Law Change Makes It Hard to Receive Compensation for Solar Developers

The solar energy capacity addition has grown over 23 times in the country since 2014, a meteoric rise that tends to cover the regulatory uncertainty prevailing in the sector. Despite a system that prevents developers from obtaining reimbursements/compensations for additional costs incurred due to taxation policy changes, the success story continues.

Several taxation-related changes have qualified under Change-in-law (CIL) in the last few years, including safeguard duty on modules, GST rate hikes, and the most recent event of Basic Customs Duty (BCD). CIL provisions in power purchase agreements provide developers with the right to recover additional capital costs incurred due to government policy changes between bidding and commissioning.

The safeguard duty was imposed on the modules for the first time in 2018, but industry sources say that most developers are still awaiting reimbursements in full. In many cases, the litigations are continuing. The story has been repeated in the case of GST hike. When it comes to seeking compensation for the 40% BCD imposition on modules, developers feel resigned to their fate.

The process of reimbursements from state-owned distribution companies (DISCOMs) is rarely straightforward, even though tax changes are considered CIL events under PPAs. “The PPA clause often mentions that regulators should declare all tax rate changes as ‘change in law’ events.

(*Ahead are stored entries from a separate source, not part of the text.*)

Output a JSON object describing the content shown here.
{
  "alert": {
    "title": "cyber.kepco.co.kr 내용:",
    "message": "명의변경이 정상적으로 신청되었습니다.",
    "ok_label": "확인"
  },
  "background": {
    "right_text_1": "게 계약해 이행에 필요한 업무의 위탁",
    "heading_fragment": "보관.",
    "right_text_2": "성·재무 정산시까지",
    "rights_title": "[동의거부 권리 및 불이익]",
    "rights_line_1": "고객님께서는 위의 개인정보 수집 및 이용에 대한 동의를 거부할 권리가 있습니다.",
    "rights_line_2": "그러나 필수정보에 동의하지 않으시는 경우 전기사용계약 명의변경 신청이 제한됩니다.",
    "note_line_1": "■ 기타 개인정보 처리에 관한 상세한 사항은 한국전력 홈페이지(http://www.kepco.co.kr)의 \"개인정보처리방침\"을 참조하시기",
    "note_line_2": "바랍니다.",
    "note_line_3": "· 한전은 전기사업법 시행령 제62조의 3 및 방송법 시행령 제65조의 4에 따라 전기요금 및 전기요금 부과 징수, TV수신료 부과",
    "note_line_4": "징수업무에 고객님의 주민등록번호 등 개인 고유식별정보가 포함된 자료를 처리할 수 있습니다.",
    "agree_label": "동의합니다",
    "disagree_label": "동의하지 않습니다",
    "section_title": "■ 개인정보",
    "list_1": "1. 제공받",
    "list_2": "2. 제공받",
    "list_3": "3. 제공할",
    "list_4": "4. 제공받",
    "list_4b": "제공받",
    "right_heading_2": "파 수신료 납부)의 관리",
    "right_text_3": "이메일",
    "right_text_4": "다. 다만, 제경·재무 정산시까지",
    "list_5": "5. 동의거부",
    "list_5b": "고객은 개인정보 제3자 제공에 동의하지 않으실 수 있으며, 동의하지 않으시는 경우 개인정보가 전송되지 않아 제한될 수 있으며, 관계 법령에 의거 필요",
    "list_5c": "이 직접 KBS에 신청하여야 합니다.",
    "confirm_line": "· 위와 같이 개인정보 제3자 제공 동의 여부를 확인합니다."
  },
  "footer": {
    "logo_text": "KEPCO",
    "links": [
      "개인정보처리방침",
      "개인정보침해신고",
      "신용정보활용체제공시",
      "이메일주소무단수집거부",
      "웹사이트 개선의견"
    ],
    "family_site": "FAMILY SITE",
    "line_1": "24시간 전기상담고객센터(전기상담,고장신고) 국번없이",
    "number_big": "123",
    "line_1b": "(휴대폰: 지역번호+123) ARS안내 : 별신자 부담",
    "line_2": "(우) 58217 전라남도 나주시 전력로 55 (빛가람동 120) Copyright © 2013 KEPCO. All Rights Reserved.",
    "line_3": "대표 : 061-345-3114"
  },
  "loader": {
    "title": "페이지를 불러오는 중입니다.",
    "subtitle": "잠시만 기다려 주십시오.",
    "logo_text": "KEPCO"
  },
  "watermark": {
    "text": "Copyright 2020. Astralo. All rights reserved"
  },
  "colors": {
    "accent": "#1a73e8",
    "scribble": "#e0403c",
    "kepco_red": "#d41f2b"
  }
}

However, unless the regulatory body approves and passes an order for an increase in the determined auctioned tariff, the developers can’t expect the DISCOMs to act,” a developer said.

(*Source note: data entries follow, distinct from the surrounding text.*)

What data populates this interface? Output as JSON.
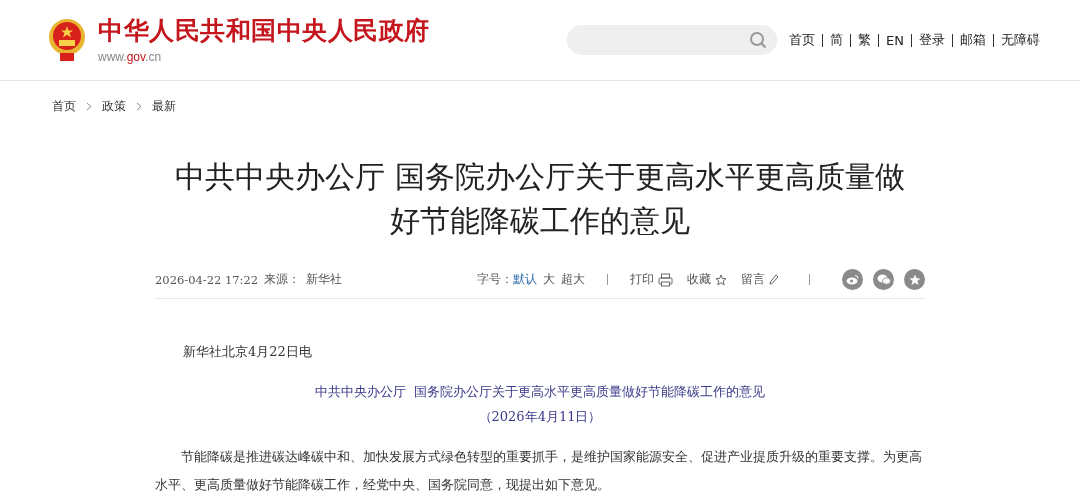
{
  "header": {
    "site_title": "中华人民共和国中央人民政府",
    "url_parts": [
      {
        "text": "www.",
        "highlight": false
      },
      {
        "text": "gov",
        "highlight": true
      },
      {
        "text": ".cn",
        "highlight": false
      }
    ],
    "nav": [
      "首页",
      "简",
      "繁",
      "EN",
      "登录",
      "邮箱",
      "无障碍"
    ]
  },
  "breadcrumb": [
    "首页",
    "政策",
    "最新"
  ],
  "article": {
    "title": "中共中央办公厅 国务院办公厅关于更高水平更高质量做好节能降碳工作的意见",
    "date": "2026-04-22 17:22",
    "source_label": "来源：",
    "source": "新华社",
    "font_label": "字号：",
    "font_sizes": [
      {
        "label": "默认",
        "selected": true
      },
      {
        "label": "大",
        "selected": false
      },
      {
        "label": "超大",
        "selected": false
      }
    ],
    "tools": [
      {
        "label": "打印",
        "kind": "print"
      },
      {
        "label": "收藏",
        "kind": "star"
      },
      {
        "label": "留言",
        "kind": "pencil"
      }
    ],
    "share": [
      {
        "kind": "weibo"
      },
      {
        "kind": "wechat"
      },
      {
        "kind": "favorite"
      }
    ],
    "dateline": "新华社北京4月22日电",
    "doc_title": "中共中央办公厅  国务院办公厅关于更高水平更高质量做好节能降碳工作的意见",
    "doc_date": "（2026年4月11日）",
    "paragraphs": [
      "节能降碳是推进碳达峰碳中和、加快发展方式绿色转型的重要抓手，是维护国家能源安全、促进产业提质升级的重要支撑。为更高水平、更高质量做好节能降碳工作，经党中央、国务院同意，现提出如下意见。"
    ]
  }
}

CIL petitions filed with state regulatory bodies (SERC), quasi-judicial bodies, may take at least 18 months before a final decision is made. But usually, the time taken is much longer than that. “The merit of the petition doesn’t matter to the DISCOMs. Their objective is to ensure the order is delayed as much as possible. They achieve this by filing baseless submissions and rejoinders,” another developer said.

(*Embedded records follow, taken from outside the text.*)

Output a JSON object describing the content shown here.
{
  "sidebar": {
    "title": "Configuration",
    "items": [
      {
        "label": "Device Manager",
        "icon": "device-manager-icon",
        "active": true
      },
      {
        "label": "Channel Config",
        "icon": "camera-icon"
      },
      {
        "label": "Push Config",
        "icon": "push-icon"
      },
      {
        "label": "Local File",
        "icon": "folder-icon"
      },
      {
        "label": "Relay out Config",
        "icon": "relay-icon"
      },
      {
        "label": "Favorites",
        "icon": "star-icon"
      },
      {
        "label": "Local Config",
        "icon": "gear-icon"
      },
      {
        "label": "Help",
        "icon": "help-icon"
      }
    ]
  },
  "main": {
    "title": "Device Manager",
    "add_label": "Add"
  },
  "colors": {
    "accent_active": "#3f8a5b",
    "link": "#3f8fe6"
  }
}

Even after an order is delivered, many DISCOMs go back to the Commission to seek a review. The CIL orders usually give the DISCOMs a few options for compensating the developers. The DISCOMs are either asked to pay a lump sum or convert the compensation into an annuity at a specific interest rate. But the ordeal for the developers doesn’t end here. At least two developers confirmed that the DISCOMs falsely informed the Commission about paying the amount in order. They often pay a portion and claim that the compensation is settled. Several developers have filed complaints against DISCOM officials over the years because of this. “The entire process creates judicial ambiguities. It affects the confidence of the developers adversely,” a third developer stated.

The inordinate delay in granting compensation to developers raises the cost of capital for the company. Consequently, the developers are forced to raise more debt for operations. Furthermore, when calculating compensation under CIL, the Commissions often consider only the cost of borrowed funds by the developer without factoring in the equity that goes with the debt. Even if DISCOMs cooperate and CIL petitions are promptly disposed of, developers have a disadvantage from the beginning.

“Generators resent the long-drawn regulatory process for CIL. While the CIL process has been considerably streamlined, it remains fraught with pain and long lead times,” Vinay Pabba, COO of Vibrant Energy, said.